According to Song Jian, vice-chairman of the National Committee of the Chinese Peoples Political Consultative Conference, China has become the worlds leading producer of fruits and vegetables. Statistics show, said Jian, that in 2000 Chinas fruit growing area and production reached 8.67 million hectares and 62.37 million tons, accounting for 18 percent and 13 percent of the world total respectively.

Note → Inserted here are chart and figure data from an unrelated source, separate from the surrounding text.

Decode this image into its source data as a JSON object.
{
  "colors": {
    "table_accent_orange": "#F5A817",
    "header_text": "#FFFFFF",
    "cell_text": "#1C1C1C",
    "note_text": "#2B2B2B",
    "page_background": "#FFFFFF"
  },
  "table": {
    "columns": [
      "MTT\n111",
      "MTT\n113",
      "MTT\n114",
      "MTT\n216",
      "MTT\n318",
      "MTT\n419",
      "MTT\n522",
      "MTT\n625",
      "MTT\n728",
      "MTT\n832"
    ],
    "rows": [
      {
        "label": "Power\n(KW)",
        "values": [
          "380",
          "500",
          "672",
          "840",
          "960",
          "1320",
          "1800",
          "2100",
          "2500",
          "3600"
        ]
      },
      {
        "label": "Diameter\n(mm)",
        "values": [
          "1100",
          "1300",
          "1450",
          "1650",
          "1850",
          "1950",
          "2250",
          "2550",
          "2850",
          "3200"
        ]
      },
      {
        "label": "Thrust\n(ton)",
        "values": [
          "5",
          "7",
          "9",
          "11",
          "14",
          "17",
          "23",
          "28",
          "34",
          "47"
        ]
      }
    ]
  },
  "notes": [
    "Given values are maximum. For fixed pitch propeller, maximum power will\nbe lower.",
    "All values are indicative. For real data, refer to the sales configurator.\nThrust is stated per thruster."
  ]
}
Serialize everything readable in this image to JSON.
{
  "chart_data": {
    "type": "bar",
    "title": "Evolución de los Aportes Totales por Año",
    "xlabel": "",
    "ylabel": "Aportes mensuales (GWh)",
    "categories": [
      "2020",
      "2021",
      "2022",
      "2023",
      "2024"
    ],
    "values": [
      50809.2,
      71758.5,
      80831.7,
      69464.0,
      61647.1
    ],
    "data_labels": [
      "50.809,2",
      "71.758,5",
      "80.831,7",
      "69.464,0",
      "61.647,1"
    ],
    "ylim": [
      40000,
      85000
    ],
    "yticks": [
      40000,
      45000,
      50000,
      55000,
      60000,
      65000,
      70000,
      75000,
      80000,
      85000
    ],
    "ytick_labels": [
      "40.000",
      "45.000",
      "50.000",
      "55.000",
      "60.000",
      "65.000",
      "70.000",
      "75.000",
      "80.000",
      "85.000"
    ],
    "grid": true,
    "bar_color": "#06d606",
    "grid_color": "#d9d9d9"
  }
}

Chinas vegetable growing area and production amounted to 14.67 million hectares and 440 million tons, accounting for 35 percent and 66 percent of the world total respectively.
According to MarketResearch.com, in its recently published report The U.S. Market for Bottled and Enhanced Water, bottled water consumption in the U.S. reached 5 billion gallons in 2000, suggesting that by 2004 bottled water will replace coffee and tea as the second largest beverage product category behind soft drinks.
According to the FDAs 2001 domestic produce microbiological sampling survey results, of the total 959 produce samples collected and analyzed from May through December 2001, only 12 items tested positive for either Salmonella or Shigella; 98.7 percent of all samples indicated no contamination whatsoever. The eight commodities tested included cantaloupe, celery, cilantro, green onions, lettuce, parsley, strawberries, and tomatoes. None of the celery, strawberry and tomato samples tested positive for pathogens.